Smallmouth Bass

Identification & Biology
Alias' : Smallie, black bass, bronzeback, brown bass, redeye
Latin Name : Micropterus dolomieu
Category : Fish
Description :
  • Flat, oval shaped body that grows 25-40 cm long on average
  • Large, long head with dark bars that radiate from the eyes
  • Two joined dorsal (back) fins that appear as one
  • Back and top of the head range from brown to green, the sides are lighter and more bronze with thin vertical bars. Underside is cream coloured to white.

 

The Smallmouth Bass is a warm-water fish species known for sport fishing. It is one of two species of “black bass” in BC, with the other being the Largemouth Bass. Spawning typically begins in the spring, when temperatures exceed 10 degrees Celsius. A female Smallmouth Bass may produce up to 10,000 eggs and spawn several times per season. They are carnivorous fish and feed on crayfish, insects, and smaller fish. Smallmouth Bass larvae will feed on various zooplankton.

Smallmouth Bass can be confused with the non-native Largemouth Bass. The main distinguishing features are side-body pattern and mouth size.  In comparison to Smallmouth Bass, Largemouth Bass have a dark horizontal line running from gills to tail, and have a larger mouth that extends past the center of the eye. Smallmouth Bass has a smaller mouth that only extends to the beginning of the eye.

Look Alikes
Habitat

Smallmouth Bass are a native fish species to eastern and central North America, however, they are not native to B.C. Within the province, Smallmouth Bass have been introduced to Southern Vancouver Island, Okanagan, Thompson, and Kootenay Regions, along with the Beaver Creek Watershed in the Cariboo. They prefer lakes, rivers, and streams that reach summer temperatures of 15-21 degrees Celsius and have clean, clear water. They thrive in moderately shallow water in rocky and sandy areas.

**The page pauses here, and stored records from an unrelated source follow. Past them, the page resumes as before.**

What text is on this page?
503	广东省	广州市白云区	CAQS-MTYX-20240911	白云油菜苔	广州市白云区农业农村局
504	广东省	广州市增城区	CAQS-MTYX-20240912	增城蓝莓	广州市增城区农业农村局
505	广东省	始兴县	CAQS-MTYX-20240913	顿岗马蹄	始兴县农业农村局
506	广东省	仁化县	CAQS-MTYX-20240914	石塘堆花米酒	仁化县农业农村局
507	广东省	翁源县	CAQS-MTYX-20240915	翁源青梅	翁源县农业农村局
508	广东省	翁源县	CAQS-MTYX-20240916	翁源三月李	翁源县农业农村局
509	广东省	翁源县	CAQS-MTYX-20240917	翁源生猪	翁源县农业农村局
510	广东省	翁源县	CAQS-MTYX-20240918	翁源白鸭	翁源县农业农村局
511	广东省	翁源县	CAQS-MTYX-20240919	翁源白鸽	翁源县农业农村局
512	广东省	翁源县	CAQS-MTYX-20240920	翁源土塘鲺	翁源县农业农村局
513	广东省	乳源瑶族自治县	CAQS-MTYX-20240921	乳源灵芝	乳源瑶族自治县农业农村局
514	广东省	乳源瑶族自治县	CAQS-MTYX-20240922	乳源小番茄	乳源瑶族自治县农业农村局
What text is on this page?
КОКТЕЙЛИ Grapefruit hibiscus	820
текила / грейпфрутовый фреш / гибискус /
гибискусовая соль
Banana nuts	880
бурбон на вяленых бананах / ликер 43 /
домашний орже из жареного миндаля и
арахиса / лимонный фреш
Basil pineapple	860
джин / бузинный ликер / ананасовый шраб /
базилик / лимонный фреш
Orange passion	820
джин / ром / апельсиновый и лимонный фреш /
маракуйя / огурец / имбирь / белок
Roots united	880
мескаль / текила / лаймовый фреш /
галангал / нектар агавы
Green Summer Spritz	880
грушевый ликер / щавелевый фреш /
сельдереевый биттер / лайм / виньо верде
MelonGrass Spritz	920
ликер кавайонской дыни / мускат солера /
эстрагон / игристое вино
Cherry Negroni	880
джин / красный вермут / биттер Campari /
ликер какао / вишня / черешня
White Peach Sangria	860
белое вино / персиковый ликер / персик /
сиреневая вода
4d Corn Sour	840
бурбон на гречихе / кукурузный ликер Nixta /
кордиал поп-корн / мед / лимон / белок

They are less associated with dense growths of aquatic vegetation than the Largemouth Bass. A common place to find Smallmouth Bass is under the cover of submerged logs and docks.

Impact & Risks
  • Smallmouth Bass are top predators and can reduce native fish populations.
  • They can affect the food web by reducing small invertebrates and fish.
  • These fish are often a danger to native fish fry such as Salmon and Trout, posing a risk to recreational and commercial fisheries.
  • They are capable of carrying parasites that can harm native fish species.
Prevention & Mitigation
  • Do not possess, breed, ship or release Smallmouth Bass in B.C.
  • Use of live bait is prohibited in B.C.
  • Do not release aquarium fish into the wild.
  • Properly clean, drain, dry  your boat and equipment before entering a new water body.
    • CLEAN  off all plant parts, animals, and mud from boat and equipment (e.g. boots, waders, fishing gear). Use a power wash station if available
    • DRAIN  onto land all items that can hold water (e.g. buckets, wells, bilge, and ballast)
    • DRY  all items completely before launching into another body of water
  • Raise awareness to avoid the spread of this species in B.C.
  • Report Smallmouth Bass, or any other invasive species via the Report Invasives phone app, that is available from the provincial website: www.gov.bc.ca/invasive-species

 

Okanagan Distribution

Priority Level Definitions

Watch For - Poses a significant threat (very high risk) and does NOT presently occur in the region OR is relatively new to the region and is very limited in extent.
High - High risk/impact; limited population with significant potential to spread in the region.
Medium - Medium risk/impact; limited distribution – broader population distribution with potential to spread further in a region.
Low - Low risk/impact; may be widespread or not, may be of concern in specific situations with certain high values – e.g. specific agriculture crops. Some species may be treated primarily with biological control agents.